Sachsen und Brandenburg wollen bei der Stabilisierung des angeschlagenen Wasserhaushalts in der Lausitz eng zusammenarbeiten. Die Umweltminister beider Länder, Georg-Ludwig von Breitenbuch (CDU) und Hanka Mittelstädt (SPD), tauschten sich dazu bei einem Besuch des Speicherbeckens Lohsa II aus. «Die Herstellung eines ausgeglichenen Wasserhaushalts nach dem Ende des Kohleabbaus in der Lausitz ist eine Generationenaufgabe», erklärte Mittelstädt.
Wegen des Bergbaus war jahrzehntelang Wasser abgepumpt und in die Flüsse, insbesondere die Spree, geleitet worden. Durch den Kohleausstieg wird dieses Wasser künftig in den Flüssen fehlen. Zugleich wird für die Flutung der Tagebaurestlöcher viel Wasser benötigt - während die Lausitz eine der niederschlagsärmsten Regionen in Deutschland ist.

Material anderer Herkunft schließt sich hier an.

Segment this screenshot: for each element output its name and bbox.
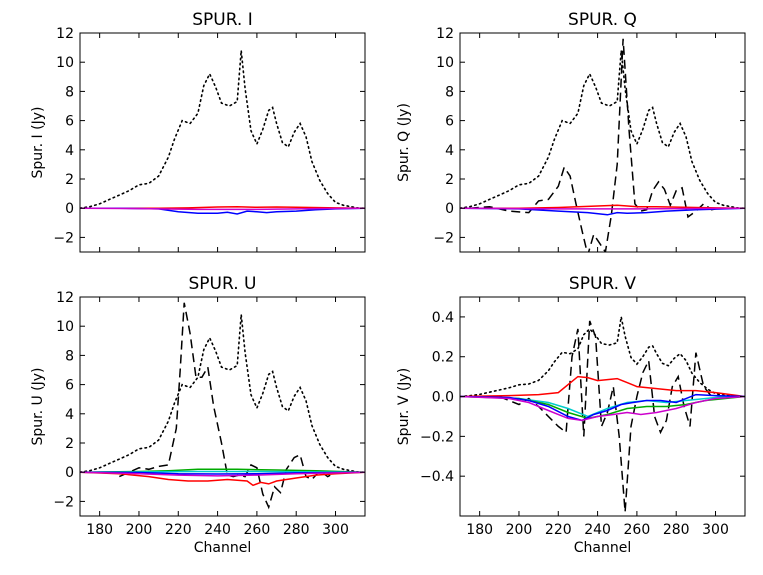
series-line-solid-2 <box>80 207 365 215</box>
y-tick-label: 4 <box>445 143 454 159</box>
panel-title: SPUR. V <box>569 274 636 294</box>
y-axis-label: Spur. Q (Jy) <box>396 103 412 182</box>
series-group <box>460 316 745 513</box>
x-tick-label: 240 <box>204 522 231 538</box>
series-line-dotted-0 <box>460 50 745 209</box>
series-line-solid-3 <box>80 207 365 211</box>
y-tick-label: 2 <box>445 172 454 188</box>
y-tick-label: 10 <box>56 55 74 71</box>
y-tick-label: −0.4 <box>420 469 454 485</box>
series-group <box>80 50 365 215</box>
y-axis-label: Spur. U (Jy) <box>30 367 46 445</box>
x-tick-label: 200 <box>126 522 153 538</box>
y-tick-label: −2 <box>433 230 454 246</box>
y-tick-label: −2 <box>53 494 74 510</box>
series-line-solid-6 <box>460 395 745 422</box>
y-tick-label: 6 <box>65 378 74 394</box>
y-tick-label: 4 <box>65 407 74 423</box>
y-tick-label: 2 <box>65 436 74 452</box>
series-line-solid-4 <box>460 395 745 420</box>
y-tick-label: 10 <box>56 319 74 335</box>
y-tick-label: 12 <box>436 26 454 42</box>
panel-spur-v: 180 200 220 240 260 280 300 −0.4 −0.2 0.0 0.2 0.4 SP… <box>396 274 746 556</box>
series-line-solid-3 <box>460 207 745 216</box>
x-axis-label: Channel <box>194 540 251 556</box>
x-tick-label: 260 <box>624 522 651 538</box>
y-tick-label: 0 <box>445 201 454 217</box>
y-tick-label: 4 <box>65 143 74 159</box>
y-tick-label: −2 <box>53 230 74 246</box>
x-tick-label: 220 <box>545 522 572 538</box>
y-tick-label: 2 <box>65 172 74 188</box>
series-group <box>460 38 745 252</box>
y-tick-label: 0 <box>65 465 74 481</box>
y-tick-label: 0 <box>65 201 74 217</box>
x-tick-label: 180 <box>86 522 113 538</box>
series-line-dotted-0 <box>80 314 365 474</box>
y-tick-label: 10 <box>436 55 454 71</box>
series-line-solid-4 <box>80 471 365 487</box>
series-line-dashed-1 <box>499 320 713 513</box>
series-group <box>80 302 365 510</box>
x-tick-label: 300 <box>702 522 729 538</box>
series-line-solid-3 <box>460 395 745 418</box>
y-tick-label: 0.4 <box>432 310 454 326</box>
series-line-solid-4 <box>460 207 745 210</box>
series-line-solid-5 <box>460 393 745 422</box>
panel-spur-q: −2 0 2 4 6 8 10 12 SPUR. Q Spur. Q (Jy) <box>396 10 746 253</box>
series-line-dotted-0 <box>460 316 745 398</box>
y-axis-label: Spur. I (Jy) <box>30 107 46 179</box>
y-tick-label: −0.2 <box>420 429 454 445</box>
y-tick-label: 8 <box>65 348 74 364</box>
y-tick-label: 6 <box>65 114 74 130</box>
panel-title: SPUR. Q <box>568 10 637 30</box>
x-tick-label: 260 <box>244 522 271 538</box>
panel-title: SPUR. U <box>189 274 257 294</box>
plot-frame <box>459 296 746 517</box>
series-line-solid-6 <box>80 471 365 477</box>
panel-spur-i: −2 0 2 4 6 8 10 12 SPUR. I Spur. I (Jy) <box>30 10 366 253</box>
x-tick-label: 220 <box>165 522 192 538</box>
x-tick-label: 200 <box>506 522 533 538</box>
series-line-solid-5 <box>80 471 365 475</box>
series-line-solid-2 <box>460 375 745 398</box>
plot-frame <box>79 32 366 253</box>
series-line-dashed-1 <box>469 38 726 252</box>
plot-frame <box>79 296 366 517</box>
panel-title: SPUR. I <box>192 10 253 30</box>
y-tick-label: 12 <box>56 290 74 306</box>
x-tick-label: 300 <box>322 522 349 538</box>
x-tick-label: 280 <box>283 522 310 538</box>
x-tick-label: 280 <box>663 522 690 538</box>
plot-frame <box>459 32 746 253</box>
y-tick-label: 8 <box>445 84 454 100</box>
x-axis-label: Channel <box>574 540 631 556</box>
x-tick-label: 240 <box>584 522 611 538</box>
y-tick-label: 8 <box>65 84 74 100</box>
series-line-dashed-1 <box>118 302 336 510</box>
y-axis-label: Spur. V (Jy) <box>396 368 412 445</box>
y-tick-label: 0.0 <box>432 390 454 406</box>
series-line-dotted-0 <box>80 50 365 209</box>
y-tick-label: 6 <box>445 114 454 130</box>
panel-spur-u: 180 200 220 240 260 280 300 −2 0 2 4 6 8 10 12 SPUR. U S… <box>30 274 366 556</box>
y-tick-label: 0.2 <box>432 350 454 366</box>
x-tick-label: 180 <box>466 522 493 538</box>
y-tick-label: 12 <box>56 26 74 42</box>
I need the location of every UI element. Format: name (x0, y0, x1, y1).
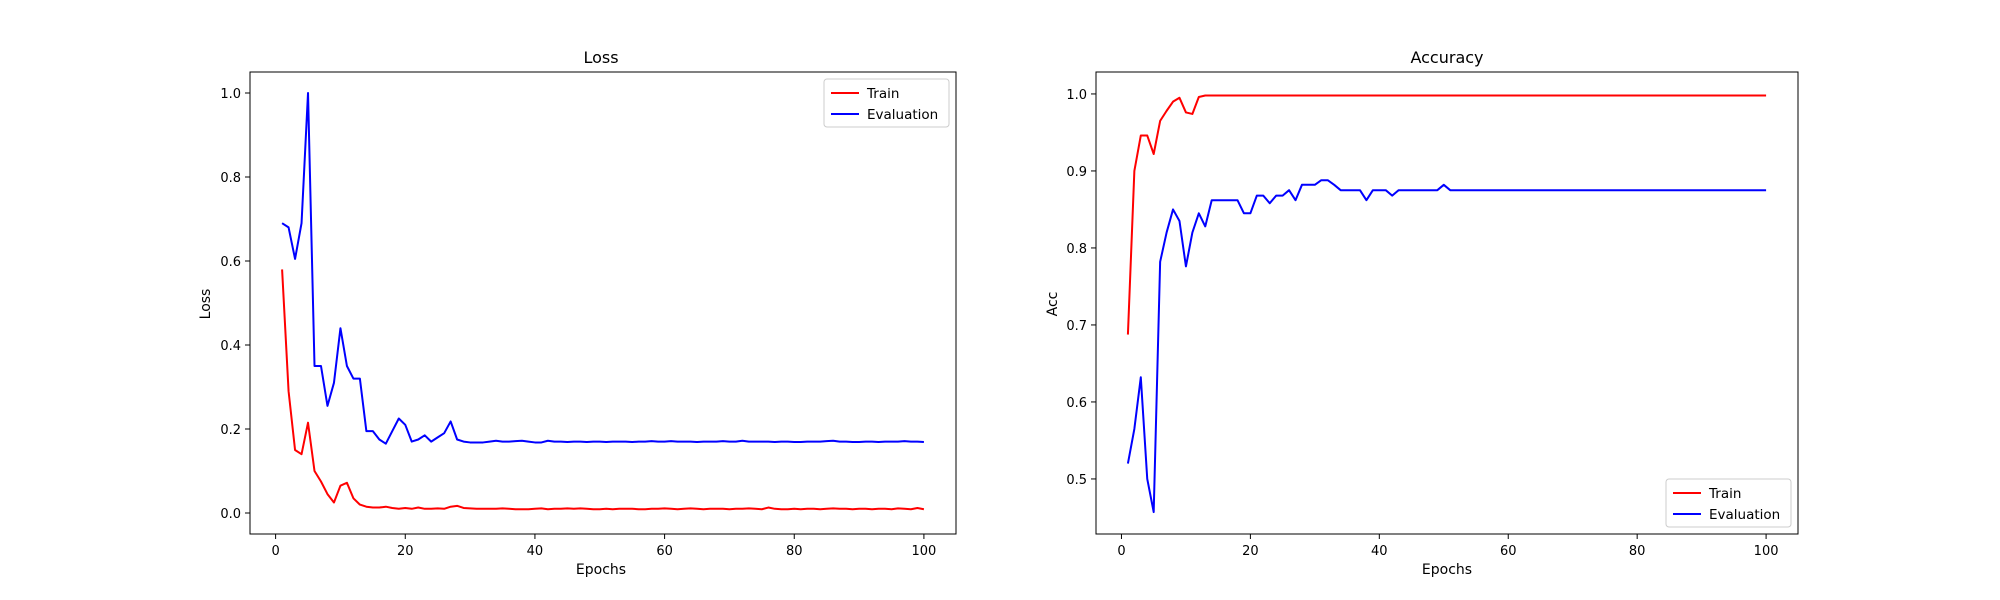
loss-y-tick-label: 0.4 (220, 339, 241, 354)
accuracy-chart: Accuracy 0 20 40 60 80 100 0.5 0.6 0.7 0.8 0.9 1.0 T… (1045, 48, 1799, 578)
loss-series-evaluation-line (281, 92, 924, 445)
accuracy-x-tick-label: 60 (1500, 544, 1517, 559)
loss-x-tick-label: 0 (271, 544, 279, 559)
loss-y-tick-label: 0.8 (220, 171, 241, 186)
accuracy-x-tick-label: 40 (1371, 544, 1388, 559)
loss-legend-label-evaluation: Evaluation (867, 107, 938, 123)
accuracy-x-tick-label: 80 (1629, 544, 1646, 559)
accuracy-series-train-line (1126, 94, 1767, 335)
loss-y-tick-label: 1.0 (220, 87, 241, 102)
loss-y-tick-label: 0.6 (220, 255, 241, 270)
accuracy-y-tick-label: 0.9 (1066, 165, 1087, 180)
loss-chart-title: Loss (583, 48, 618, 67)
accuracy-plot-area: 0 20 40 60 80 100 0.5 0.6 0.7 0.8 0.9 1.0 Train Evalu… (1066, 71, 1799, 559)
accuracy-y-tick-label: 0.7 (1066, 319, 1087, 334)
accuracy-legend-label-train: Train (1708, 486, 1741, 502)
loss-x-tick-label: 100 (911, 544, 936, 559)
accuracy-x-tick-label: 100 (1754, 544, 1779, 559)
loss-plot-area: 0 20 40 60 80 100 0.0 0.2 0.4 0.6 0.8 1.0 Train Evalu… (220, 71, 957, 559)
loss-x-tick-label: 40 (527, 544, 544, 559)
accuracy-y-tick-label: 0.5 (1066, 473, 1087, 488)
accuracy-x-tick-label: 0 (1117, 544, 1125, 559)
accuracy-y-tick-label: 0.8 (1066, 242, 1087, 257)
loss-x-tick-label: 20 (397, 544, 414, 559)
loss-axes-frame (249, 71, 957, 535)
accuracy-y-tick-label: 0.6 (1066, 396, 1087, 411)
accuracy-x-axis-label: Epochs (1422, 562, 1472, 578)
loss-x-tick-label: 60 (656, 544, 673, 559)
accuracy-y-tick-label: 1.0 (1066, 88, 1087, 103)
loss-y-axis-label: Loss (198, 289, 214, 320)
accuracy-axes-frame (1095, 71, 1799, 535)
loss-legend: Train Evaluation (823, 78, 950, 128)
loss-y-tick-label: 0.2 (220, 423, 241, 438)
accuracy-x-tick-label: 20 (1242, 544, 1259, 559)
accuracy-legend: Train Evaluation (1665, 478, 1792, 528)
loss-y-tick-label: 0.0 (220, 507, 241, 522)
accuracy-series-evaluation-line (1126, 179, 1767, 514)
loss-x-axis-label: Epochs (576, 562, 626, 578)
loss-x-tick-label: 80 (786, 544, 803, 559)
loss-legend-label-train: Train (866, 86, 899, 102)
loss-chart: Loss 0 20 40 60 80 100 0.0 0.2 0.4 0.6 0.8 1.0 Train… (198, 48, 957, 578)
loss-series-train-line (281, 269, 925, 511)
accuracy-y-axis-label: Acc (1045, 292, 1061, 317)
accuracy-chart-title: Accuracy (1410, 48, 1483, 67)
accuracy-legend-label-evaluation: Evaluation (1709, 507, 1780, 523)
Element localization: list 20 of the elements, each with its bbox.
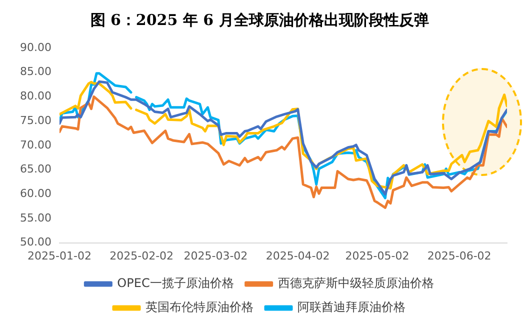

Unter anderem wollen die beiden Länder eine wissenschaftliche Prognose erstellen, wie viel Wasser in den nächsten Jahrzehnten vorhanden sein wird, woher es kommt und wie viel benötigt wird. Außerdem soll ein Grundwassermodell Lausitz erarbeitet werden, das als Grundlage für das Wassermanagement in der Region dienen soll. Beide Ressortchefs betonten außerdem, dass die Länder geschlossen gegenüber dem Bund auftreten müssten.